Ironically, it seems the military is learning faster and more broadly that peace is for professionals. In general, it has been changing, as one observer has noted, "from a force of confrontation to one of cooperation," finding it more advantageous to work indirectly through U.S. civilian agencies, NGOs, the United Nations, and civil society organizations to perform peace-building and stability tasks — that is, with civilians who are more capable than before and better suited for these tasks. Most pathways to peace call for Birkenstocks rather than boots on the ground. Besides, done correctly, they preserve blood and treasure in a 21st-century strategic application of the martial principle known as "economy of force."

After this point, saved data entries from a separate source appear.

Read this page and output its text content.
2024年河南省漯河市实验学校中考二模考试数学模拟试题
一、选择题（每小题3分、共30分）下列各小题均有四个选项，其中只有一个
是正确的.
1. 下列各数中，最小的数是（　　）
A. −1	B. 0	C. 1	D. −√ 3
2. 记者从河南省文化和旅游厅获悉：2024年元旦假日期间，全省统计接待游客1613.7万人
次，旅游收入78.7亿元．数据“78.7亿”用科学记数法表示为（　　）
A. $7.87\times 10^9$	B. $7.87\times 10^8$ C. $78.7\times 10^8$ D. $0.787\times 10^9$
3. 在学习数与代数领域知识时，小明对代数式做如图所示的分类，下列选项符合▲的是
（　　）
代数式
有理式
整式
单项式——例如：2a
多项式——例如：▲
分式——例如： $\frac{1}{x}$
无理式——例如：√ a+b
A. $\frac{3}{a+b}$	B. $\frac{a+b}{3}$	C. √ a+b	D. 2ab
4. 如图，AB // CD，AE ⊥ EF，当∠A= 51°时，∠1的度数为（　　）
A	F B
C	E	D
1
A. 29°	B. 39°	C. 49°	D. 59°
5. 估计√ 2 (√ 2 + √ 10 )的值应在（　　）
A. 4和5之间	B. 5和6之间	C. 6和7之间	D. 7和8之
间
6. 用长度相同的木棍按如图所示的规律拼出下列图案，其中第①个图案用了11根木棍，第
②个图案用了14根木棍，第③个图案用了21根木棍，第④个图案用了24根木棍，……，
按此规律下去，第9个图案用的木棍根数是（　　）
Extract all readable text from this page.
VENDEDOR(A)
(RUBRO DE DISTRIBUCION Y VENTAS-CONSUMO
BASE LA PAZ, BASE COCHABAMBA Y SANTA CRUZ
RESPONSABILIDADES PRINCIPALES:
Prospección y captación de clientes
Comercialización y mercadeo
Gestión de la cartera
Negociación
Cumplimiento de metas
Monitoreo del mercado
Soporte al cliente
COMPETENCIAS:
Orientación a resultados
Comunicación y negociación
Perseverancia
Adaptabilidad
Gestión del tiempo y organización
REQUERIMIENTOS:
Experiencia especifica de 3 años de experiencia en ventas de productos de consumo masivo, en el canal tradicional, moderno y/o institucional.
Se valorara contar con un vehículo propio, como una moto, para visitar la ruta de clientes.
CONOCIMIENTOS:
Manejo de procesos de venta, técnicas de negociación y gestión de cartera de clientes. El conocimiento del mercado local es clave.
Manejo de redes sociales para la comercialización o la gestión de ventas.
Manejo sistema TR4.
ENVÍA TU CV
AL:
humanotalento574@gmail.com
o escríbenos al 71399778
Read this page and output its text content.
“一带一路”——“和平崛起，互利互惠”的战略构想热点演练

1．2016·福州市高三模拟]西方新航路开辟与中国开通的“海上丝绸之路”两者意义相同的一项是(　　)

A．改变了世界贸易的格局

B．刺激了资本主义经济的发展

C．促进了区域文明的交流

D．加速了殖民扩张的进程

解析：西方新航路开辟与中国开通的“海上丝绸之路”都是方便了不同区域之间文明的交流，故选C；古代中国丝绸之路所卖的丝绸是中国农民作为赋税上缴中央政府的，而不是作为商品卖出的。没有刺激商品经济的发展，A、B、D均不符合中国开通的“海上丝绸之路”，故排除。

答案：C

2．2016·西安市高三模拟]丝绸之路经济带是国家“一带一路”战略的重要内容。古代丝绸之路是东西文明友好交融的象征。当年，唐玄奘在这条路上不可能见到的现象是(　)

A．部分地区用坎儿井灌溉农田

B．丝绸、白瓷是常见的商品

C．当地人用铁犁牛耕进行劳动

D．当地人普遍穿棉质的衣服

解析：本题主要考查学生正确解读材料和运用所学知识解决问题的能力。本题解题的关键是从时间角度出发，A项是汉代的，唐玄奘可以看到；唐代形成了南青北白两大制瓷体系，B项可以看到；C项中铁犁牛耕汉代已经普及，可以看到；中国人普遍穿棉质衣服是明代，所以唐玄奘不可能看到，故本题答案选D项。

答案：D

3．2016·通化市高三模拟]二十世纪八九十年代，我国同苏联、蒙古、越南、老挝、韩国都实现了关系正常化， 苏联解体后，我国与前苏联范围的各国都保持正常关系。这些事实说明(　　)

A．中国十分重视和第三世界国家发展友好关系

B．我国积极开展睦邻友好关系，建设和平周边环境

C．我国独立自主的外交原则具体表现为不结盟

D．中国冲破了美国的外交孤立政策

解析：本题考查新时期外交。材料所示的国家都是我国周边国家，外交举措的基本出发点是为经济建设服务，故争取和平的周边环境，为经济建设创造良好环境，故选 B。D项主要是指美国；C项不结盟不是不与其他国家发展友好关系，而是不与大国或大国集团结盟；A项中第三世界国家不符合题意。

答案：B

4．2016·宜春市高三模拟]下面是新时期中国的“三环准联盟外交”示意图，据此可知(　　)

But civilian organizations can’t do this work alone. Peace-building is, in practice, applied national strategy. It is the whole-of-society approach to the whole-of-society challenges that we must increasingly face and one where the resources needed to find a solution can be found in both government agencies and the private sector. As New America Foundation President Anne-Marie Slaughter has explained:

The most effective strategy for addressing transnational or global problems involves mixed networks of public, private and civic actors created under the rubric of public-private partnerships, global alliances, global campaigns or collaborative networks. Although not a panacea, such arrangements can stretch scarce government resources and ensure that they leverage other contributions of money, expertise and other in-kind resources.

If the United States wants peace, it has to plan, organize, and most of all resource for peace at least as seriously as it does for war. This requires more than rebalancing rather than reducing funding for diplomacy and development versus defense. As Schake explained, the State Department and USAID must more seriously and systemically manage foreign service officers and other professionals in "smart power," educate and train them, and use them more wisely in the field.

This effort calls for even more than "a comprehensive rethinking of U.S. foreign assistance and security interests," as the Alliance for Peacebuilding recommended for the Foreign Assistance Act — which, like the National Security Act, hasn’t been updated since the early days of the Cold War.

The good news is that it may not be a resource-intensive as we think. "It’s not as much an issue of capacity as it is about organization, structure, and authorities," said Stuart Bowen Jr., who headed of the Office of the Special Inspector General for Iraq Reconstruction (SIGIR) for nearly 10 years. Based on SIGIR’s recommendations, a group of Congress members led by Rep. Steve Stockman (R-Texas) responded last summer to this need for "smart power" by calling for the establishment of the United States Office for Contingency Operations, which would establish a single, whole-of-government point of authority for funding and direction of stabilization and reconstruction operations. They have a steep uphill climb, though, and so far their efforts have gone nowhere.

"Whatever it turns out to be, this kind of reform needs champions," Bowen told me, "as there was for Goldwater-Nichols."

Ultimately, the United States has to prove it is as committed to its competence for peace as it is for security. Deeds much match words, and actions must reflect values — and the service and sacrifice of diplomats and aid workers should be as honored as that of soldiers. If not, James Madison’s warning that "no nation could preserve its freedom in the midst of continual warfare" will be a self-fulfilling prophecy and the United States will continue to forfeit its moral as well as its material right to lead.

It’s not just the White House and Congress that must treat the profession of peace as sincerely as the profession of arms. It’s the people who send them there. As the Project on National Security Reform realized, "It takes a nation to fix a government."

Christopher Holshek, a retired U.S. Army civil affairs colonel, is a senior fellow at the Alliance for Peacebuilding and author of Travels with Harley: Journeys in Search of Personal and National Identity.